Mortification of the flesh has been held all the world over as a condition of spiritual progress. There is no prayer without fasting, taking fasting in its widest sense. A complete fast is a complete and literal denial of self. It is the truest prayer. "Take my life and let it be always, only, all for Thee" is not, should not be, a mere lip or figurative expression. It has to be a reckless and joyous giving without the least reservation. Abstention from food and even water is but the mere beginning, the least part of the surrender.

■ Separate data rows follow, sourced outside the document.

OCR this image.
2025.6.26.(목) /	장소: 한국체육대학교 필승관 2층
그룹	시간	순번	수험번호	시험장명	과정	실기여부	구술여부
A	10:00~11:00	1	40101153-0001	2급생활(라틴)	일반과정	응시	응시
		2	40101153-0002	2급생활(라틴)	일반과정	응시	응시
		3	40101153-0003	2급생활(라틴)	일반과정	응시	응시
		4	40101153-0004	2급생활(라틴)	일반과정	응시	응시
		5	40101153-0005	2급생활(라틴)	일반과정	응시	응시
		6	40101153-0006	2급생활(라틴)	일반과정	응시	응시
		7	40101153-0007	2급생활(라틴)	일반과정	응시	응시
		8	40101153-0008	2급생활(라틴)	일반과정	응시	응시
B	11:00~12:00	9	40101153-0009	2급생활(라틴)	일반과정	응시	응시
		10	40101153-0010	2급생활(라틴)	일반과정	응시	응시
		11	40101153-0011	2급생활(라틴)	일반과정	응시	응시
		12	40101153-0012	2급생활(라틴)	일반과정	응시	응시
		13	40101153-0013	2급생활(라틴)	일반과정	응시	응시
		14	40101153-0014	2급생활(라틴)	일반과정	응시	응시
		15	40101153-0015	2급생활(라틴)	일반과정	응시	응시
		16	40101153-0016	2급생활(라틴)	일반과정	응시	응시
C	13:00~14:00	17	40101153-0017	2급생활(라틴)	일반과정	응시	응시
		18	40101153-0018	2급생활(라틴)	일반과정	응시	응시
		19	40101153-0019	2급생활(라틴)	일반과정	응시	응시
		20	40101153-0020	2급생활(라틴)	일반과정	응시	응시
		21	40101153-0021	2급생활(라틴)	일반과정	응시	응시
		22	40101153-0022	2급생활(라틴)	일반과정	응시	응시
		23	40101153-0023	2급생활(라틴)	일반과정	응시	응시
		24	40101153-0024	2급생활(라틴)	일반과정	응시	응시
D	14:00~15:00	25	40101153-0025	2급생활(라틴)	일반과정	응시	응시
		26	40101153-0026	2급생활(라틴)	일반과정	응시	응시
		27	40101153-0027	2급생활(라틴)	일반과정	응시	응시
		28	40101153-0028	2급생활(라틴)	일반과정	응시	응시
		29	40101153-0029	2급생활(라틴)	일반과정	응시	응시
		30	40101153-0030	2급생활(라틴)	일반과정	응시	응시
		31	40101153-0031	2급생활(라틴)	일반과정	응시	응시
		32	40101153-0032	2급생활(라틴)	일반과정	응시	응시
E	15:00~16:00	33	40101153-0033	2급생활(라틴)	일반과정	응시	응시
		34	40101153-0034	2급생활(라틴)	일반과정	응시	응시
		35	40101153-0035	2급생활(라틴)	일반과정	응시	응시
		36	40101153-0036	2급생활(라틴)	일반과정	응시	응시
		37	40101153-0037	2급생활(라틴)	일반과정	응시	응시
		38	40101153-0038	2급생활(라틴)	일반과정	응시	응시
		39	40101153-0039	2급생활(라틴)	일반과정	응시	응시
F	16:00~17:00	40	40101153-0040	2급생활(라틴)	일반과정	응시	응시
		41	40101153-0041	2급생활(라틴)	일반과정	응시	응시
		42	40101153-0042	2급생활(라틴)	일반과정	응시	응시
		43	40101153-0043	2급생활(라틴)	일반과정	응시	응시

Whilst I was putting together my thoughts for this article, a pamphlet written by Christians came into my hands wherein was a chapter on the necessity of example rather than precept. In this occurs a quotation from the 3rd Chapter of Jonah. The prophet had foretold that Nineveh, the great city, was to be destroyed on the fortieth day of his entering it:
"So the people of Nineveh believed God, and proclaimed a fast, and put on sack-cloth, from the greatest of them even to the least of them. For word came unto the king of Nineveh, and he arose from his throne, and he laid his robe from him, and covered him with sack-cloth, and sat in ashes. And he caused it to be proclaimed and published through Nineveh by the decree of the king and the nobles saying, 'Let neither man nor beast, herd nor flock, taste anything; let them not feed, nor drink water. But let man and beast be covered with sack-cloth, and cry mightily unto God: yea, let them turn everyone from his evil way, and from the violence that is in their hands. Who can tell if God will turn and repent, and turn away from his fierce anger that we perish not?' And God saw their works that they turned from their evil way; and God repented of the evil that he had said that he would do unto them; and he did it not."
Thus this was a 'fast unto death'. But every fast unto death is not suicide. This fast of the king and the people of Nineveh was a great and humble prayer to God for deliverance. It was to be either deliverance or death. Even so was my fast, if I may compare it to the Biblical fast. This chapter from the book of Jonah reads like an incident in the Ramayana.